When you do care about performance, you usually move to those clusterd servers against a central (or RACed, or whatever) DB, and then you really want to have support from the tools for that.

OODBMS benchmarks suck because they measure ORM with caching turned off. As well they should, because not all ORM users can use caching. Particularly if they need to bypass the ORM for particularly sophisticated straight-up SQL queries.

If you can't use caching in your application, you are left with scaling at the database level, that hurts. And since Hibernate has a fairly sophisticated way of dropping things out of the cache if you tell it to (SessionFactory.Evict***() ) and several mechanisms that allows you to use SQL directly in Hibernate, I would say that this is invalid assumption to make.

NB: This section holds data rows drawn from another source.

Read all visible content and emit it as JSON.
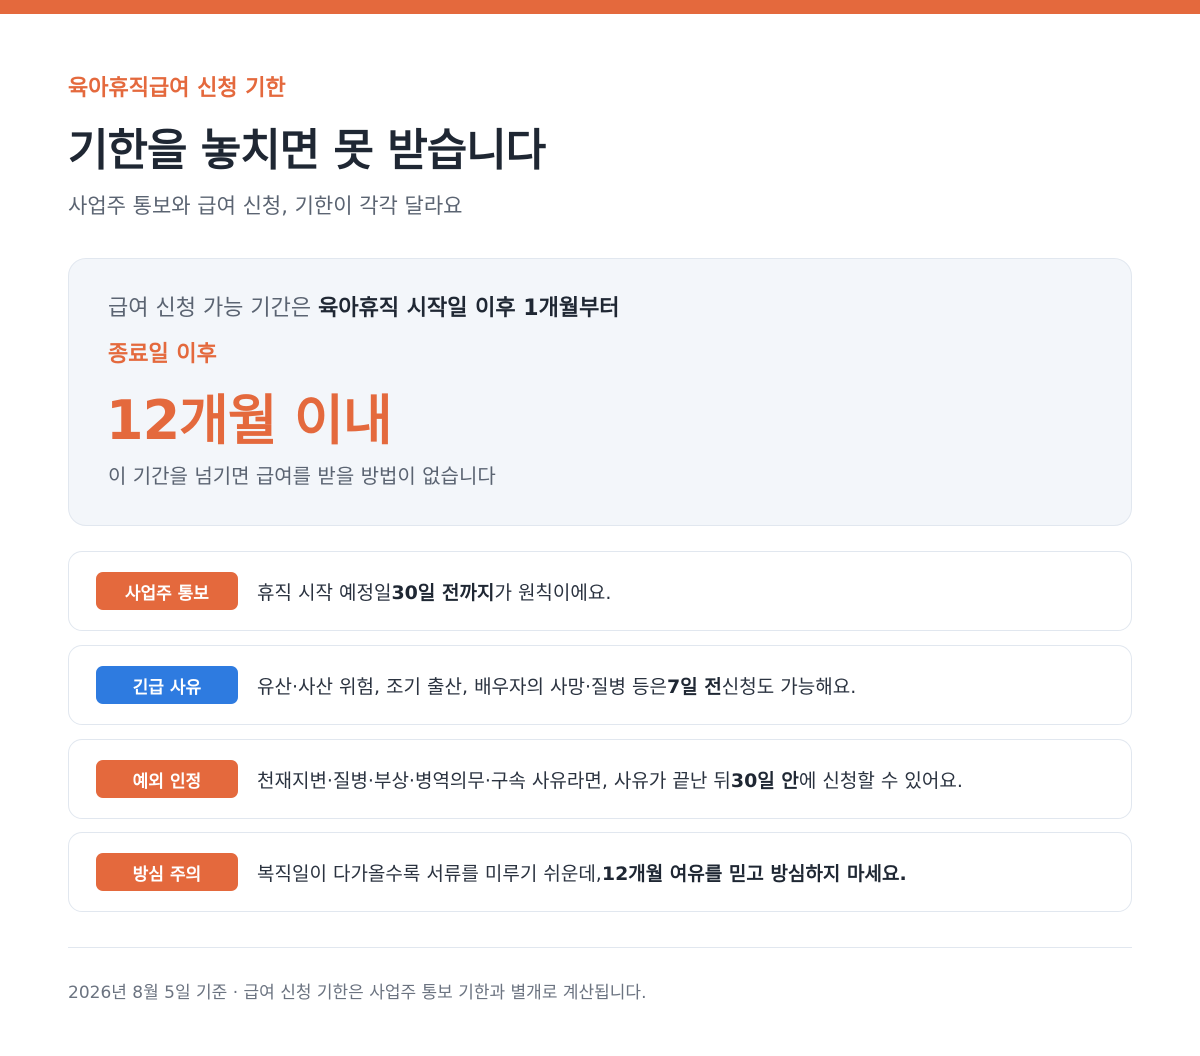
{
  "header": {
    "eyebrow": "육아휴직급여 신청 기한",
    "title": "기한을 놓치면 못 받습니다",
    "subtitle": "사업주 통보와 급여 신청, 기한이 각각 달라요"
  },
  "hero": {
    "line1_prefix": "급여 신청 가능 기간은 ",
    "line1_bold": "육아휴직 시작일 이후 1개월부터",
    "line2": "종료일 이후",
    "big": "12개월 이내",
    "note": "이 기간을 넘기면 급여를 받을 방법이 없습니다"
  },
  "rows": [
    {
      "badge": "사업주 통보",
      "badge_color": "#e4693d",
      "pre": "휴직 시작 예정일 ",
      "bold": "30일 전까지",
      "post": "가 원칙이에요."
    },
    {
      "badge": "긴급 사유",
      "badge_color": "#2e7be0",
      "pre": "유산·사산 위험, 조기 출산, 배우자의 사망·질병 등은 ",
      "bold": "7일 전",
      "post": " 신청도 가능해요."
    },
    {
      "badge": "예외 인정",
      "badge_color": "#e4693d",
      "pre": "천재지변·질병·부상·병역의무·구속 사유라면, 사유가 끝난 뒤 ",
      "bold": "30일 안",
      "post": "에 신청할 수 있어요."
    },
    {
      "badge": "방심 주의",
      "badge_color": "#e4693d",
      "pre": "복직일이 다가올수록 서류를 미루기 쉬운데, ",
      "bold": "12개월 여유를 믿고 방심하지 마세요.",
      "post": ""
    }
  ],
  "footer": "2026년 8월 5일 기준 · 급여 신청 기한은 사업주 통보 기한과 별개로 계산됩니다.",
  "colors": {
    "accent": "#e4693d",
    "urgent": "#2e7be0"
  }
}
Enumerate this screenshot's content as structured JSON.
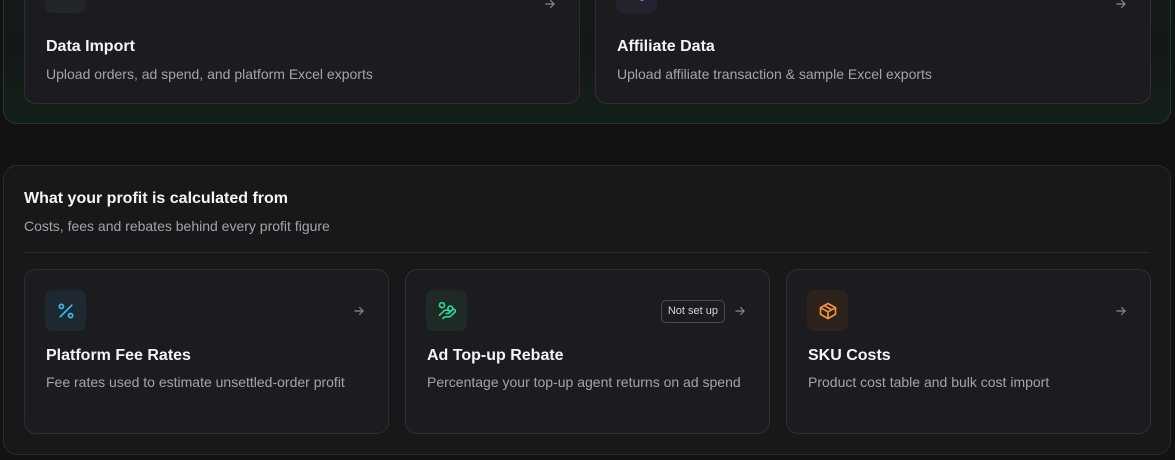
{
  "top_cards": [
    {
      "title": "Data Import",
      "description": "Upload orders, ad spend, and platform Excel exports",
      "icon": "upload-icon"
    },
    {
      "title": "Affiliate Data",
      "description": "Upload affiliate transaction & sample Excel exports",
      "icon": "share-icon"
    }
  ],
  "profit_section": {
    "title": "What your profit is calculated from",
    "subtitle": "Costs, fees and rebates behind every profit figure",
    "cards": [
      {
        "title": "Platform Fee Rates",
        "description": "Fee rates used to estimate unsettled-order profit",
        "icon": "percent-icon"
      },
      {
        "title": "Ad Top-up Rebate",
        "description": "Percentage your top-up agent returns on ad spend",
        "icon": "hand-coins-icon",
        "badge": "Not set up"
      },
      {
        "title": "SKU Costs",
        "description": "Product cost table and bulk cost import",
        "icon": "package-icon"
      }
    ]
  },
  "colors": {
    "upload": "#4ade80",
    "share": "#a78bfa",
    "percent": "#38bdf8",
    "rebate": "#34d399",
    "package": "#fb923c"
  }
}
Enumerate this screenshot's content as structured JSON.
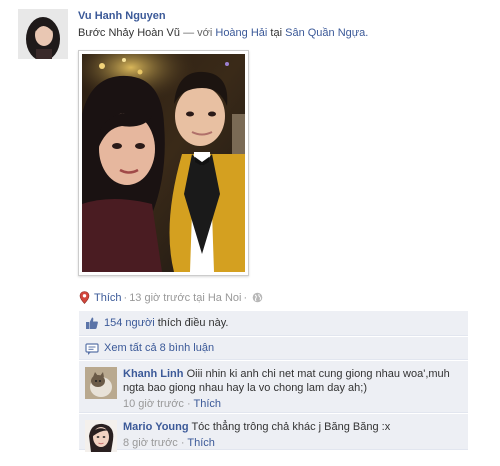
{
  "post": {
    "author": "Vu Hanh Nguyen",
    "status_prefix": "Bước Nhảy Hoàn Vũ",
    "dash": "—",
    "with_word": "với",
    "with_person": "Hoàng Hải",
    "at_word": "tại",
    "place": "Sân Quần Ngựa.",
    "like_link": "Thích",
    "dot": "·",
    "time_text": "13 giờ trước tại Ha Noi",
    "dot2": "·"
  },
  "feedback": {
    "likes_count": "154 người",
    "likes_suffix": "thích điều này.",
    "view_all": "Xem tất cả 8 bình luận"
  },
  "comments": [
    {
      "name": "Khanh Linh",
      "text": "Oiii nhin ki anh chi net mat cung giong nhau woa',muh ngta bao giong nhau hay la vo chong lam day ah;)",
      "time": "10 giờ trước",
      "sep": "·",
      "like": "Thích"
    },
    {
      "name": "Mario Young",
      "text": "Tóc thẳng trông chả khác j Băng Băng :x",
      "time": "8 giờ trước",
      "sep": "·",
      "like": "Thích"
    }
  ],
  "icons": {
    "location": "map-pin-icon",
    "privacy": "globe-icon",
    "like": "thumbs-up-icon",
    "comments": "comment-bubble-icon"
  },
  "colors": {
    "link": "#3b5998",
    "ufi_bg": "#edeff4",
    "meta": "#999999"
  }
}
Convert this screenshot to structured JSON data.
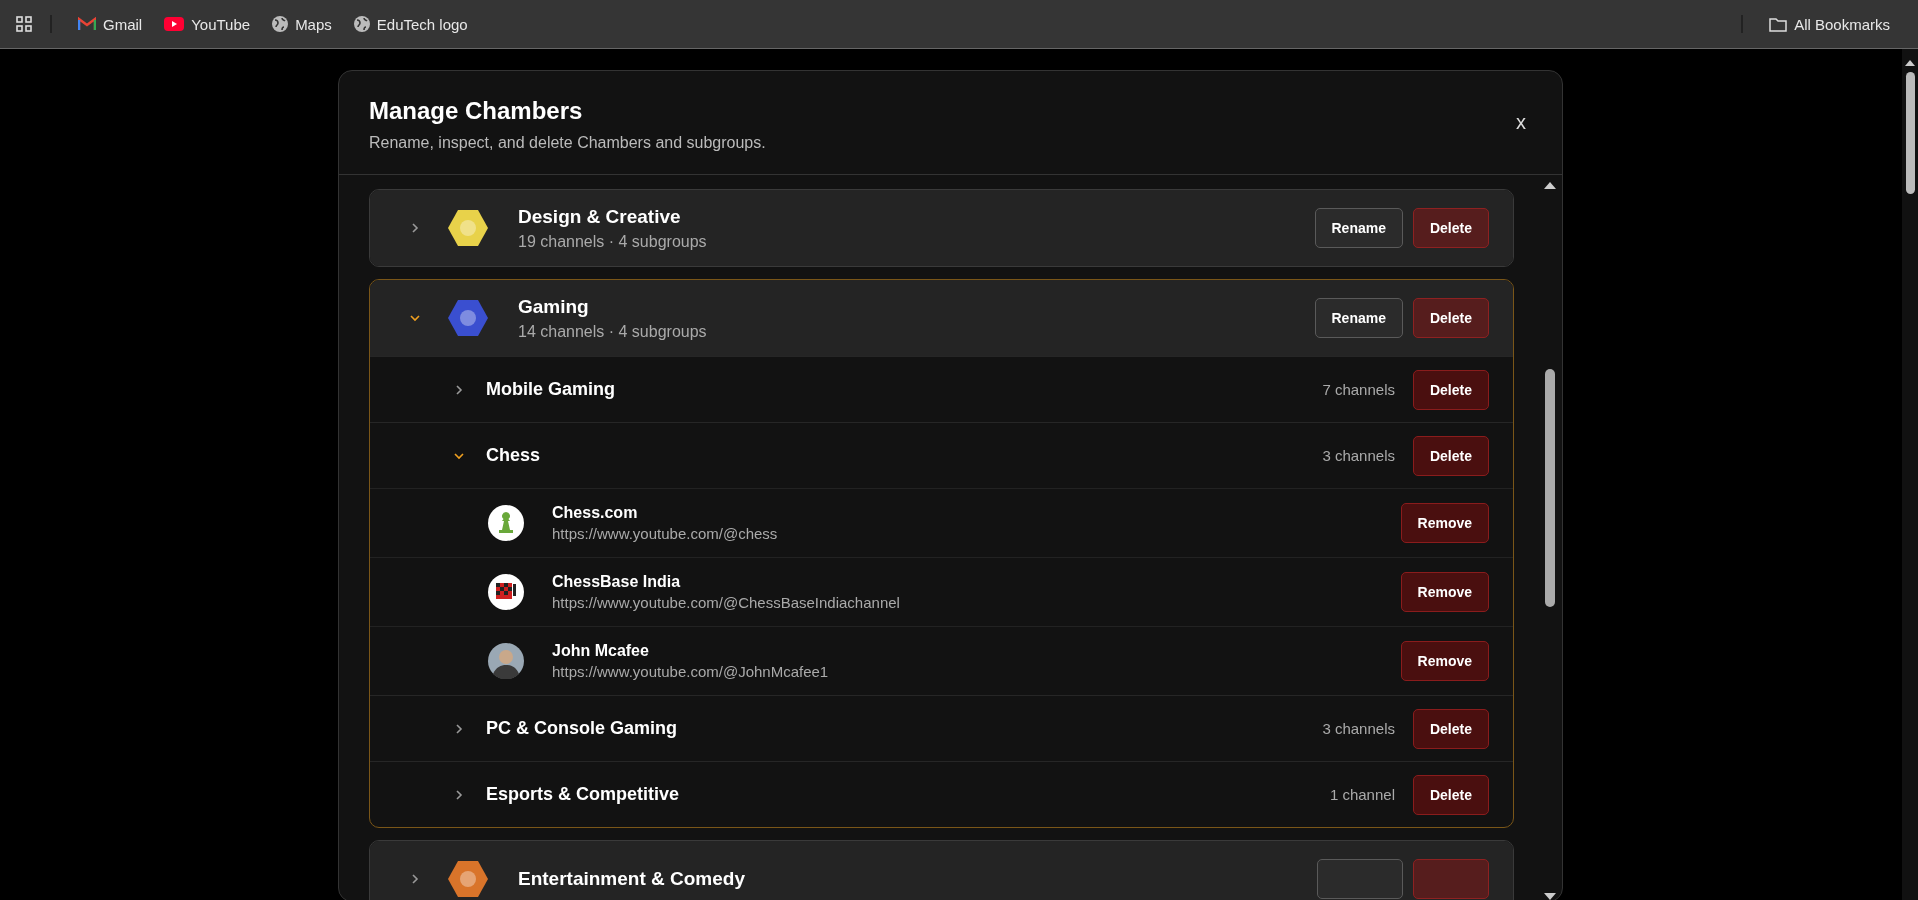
{
  "bookmarks_bar": {
    "items": [
      {
        "label": "Gmail",
        "kind": "mail"
      },
      {
        "label": "YouTube",
        "kind": "video"
      },
      {
        "label": "Maps",
        "kind": "site"
      },
      {
        "label": "EduTech logo",
        "kind": "site"
      }
    ],
    "all_bookmarks": "All Bookmarks"
  },
  "dialog": {
    "title": "Manage Chambers",
    "subtitle": "Rename, inspect, and delete Chambers and subgroups.",
    "close": "x",
    "chambers": [
      {
        "name": "Design & Creative",
        "summary": "19 channels · 4 subgroups",
        "expanded": false,
        "color": "#e8d24a",
        "rename_label": "Rename",
        "delete_label": "Delete"
      },
      {
        "name": "Gaming",
        "summary": "14 channels · 4 subgroups",
        "expanded": true,
        "color": "#3a4fd0",
        "rename_label": "Rename",
        "delete_label": "Delete",
        "subgroups": [
          {
            "name": "Mobile Gaming",
            "count": "7 channels",
            "expanded": false,
            "delete_label": "Delete"
          },
          {
            "name": "Chess",
            "count": "3 channels",
            "expanded": true,
            "delete_label": "Delete",
            "channels": [
              {
                "name": "Chess.com",
                "url": "https://www.youtube.com/@chess",
                "kind": "pawn",
                "remove_label": "Remove"
              },
              {
                "name": "ChessBase India",
                "url": "https://www.youtube.com/@ChessBaseIndiachannel",
                "kind": "board",
                "remove_label": "Remove"
              },
              {
                "name": "John Mcafee",
                "url": "https://www.youtube.com/@JohnMcafee1",
                "kind": "person",
                "remove_label": "Remove"
              }
            ]
          },
          {
            "name": "PC & Console Gaming",
            "count": "3 channels",
            "expanded": false,
            "delete_label": "Delete"
          },
          {
            "name": "Esports & Competitive",
            "count": "1 channel",
            "expanded": false,
            "delete_label": "Delete"
          }
        ]
      },
      {
        "name": "Entertainment & Comedy",
        "expanded": false,
        "color": "#d9742a"
      }
    ]
  }
}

If an O/R-M is doing more stuff than an OODBMS, but the end result is the same from the programmer's perspective, the fact tha the O/R-M has to do more stuff shouldn't be held against it?

See the previous points, the OR/M isn't doing more for nothing, it is doing more because it is focused on building scalable solution. So the end result is not the same at all.

The problem is with the general approach of trying to manage the associations of the object model and the fact that the complete object graph (which doesn't have to be a hierarchy, by the way) frequently is larger than the programmer wants to pull across the wire.

There are well understood solutions for that, that isn't the real issue. The issue is that for the hierarchical queries, there isn't a way right now to in a cross-db fashion. You can use the OR/M to do this, as shown here, and it isn't very hard, but it would be nicer to have it baked into the OR/M itself. I guess that will have to wait until we will have a standard way of doing that.